People should learn to mind their own business.
Evelyn Stone, fifty-two years old and one of the wealthier residents in town, saw a pair of children sitting in the Cross Train Station on a Saturday morning. According to Allen Hitch, the ticket clerk, they had been there since he had arrived at four in the morning.
Mrs. Stone, who viewed herself as the town’s matron, sought about inquiring the names of the children.
They refused to speak with her.
She went so far as to attempt to bribe them with candy to get them to speak their names, and still, the children ignored her. Instead, they conversed with one another in a language she could not comprehend, though the meaning, I was later told, was obvious.
The children thought little of her. Finally, in an effort to have Mrs. Stone leave, the girl turned her back to the matron of Cross and focused solely on her traveling companion.
This last act was too much for Mrs. Stone, and, rather than going to fetch the police or simply leave the children alone, she took hold of the girl’s parasol and yanked it from her grasp.
It was, Allen told me later on, nothing more than a child’s toy. A miniature of what might be carried by a full-grown woman.

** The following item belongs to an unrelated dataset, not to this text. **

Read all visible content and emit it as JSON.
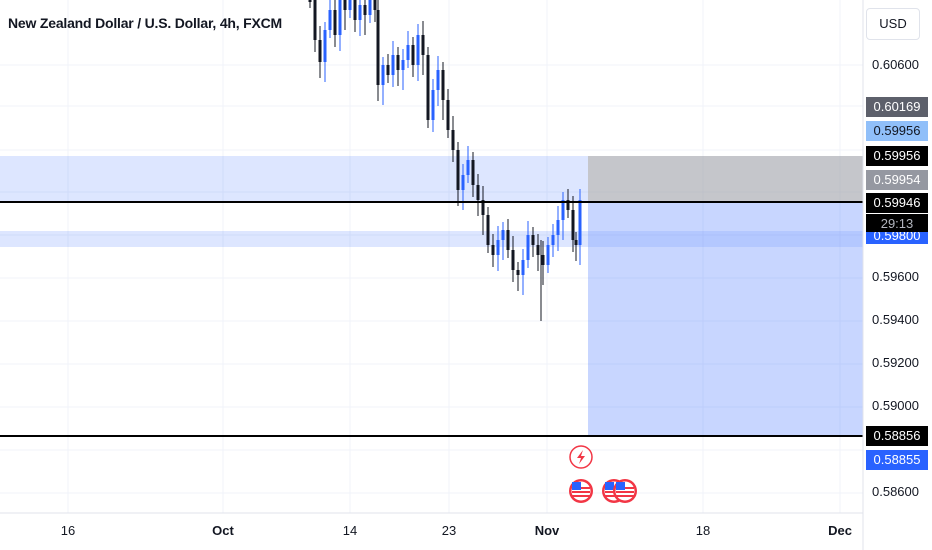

Yet as soon as it was out of the girl’s hand, Mrs. Stone screamed and collapsed to the floor. The parasol pinned her own hand to the floor, and she was unable to free herself from it, despite how hard she tried. A moment later, the parasol sprang open, and water rushed from it. Allen raced to help her, but with a flick of the wrist, the boy threw Allen out onto the platform.
It was then that I entered the station, hoping to catch the morning train into Boston. Water streamed over my boots, and when I walked in, I saw it gushing from the parasol. I was able to make my way to the parasol, closing it and lifting it from the floor. As the water slowly drained from the station, I looked down at the bedraggled, drowned corpse of Mrs. Stone.
I learned of the children afterward, and while I waited for them to return for the parasol, they never did.
It is in a corner by my writing desk, and occasionally, much to my annoyance, it leaks.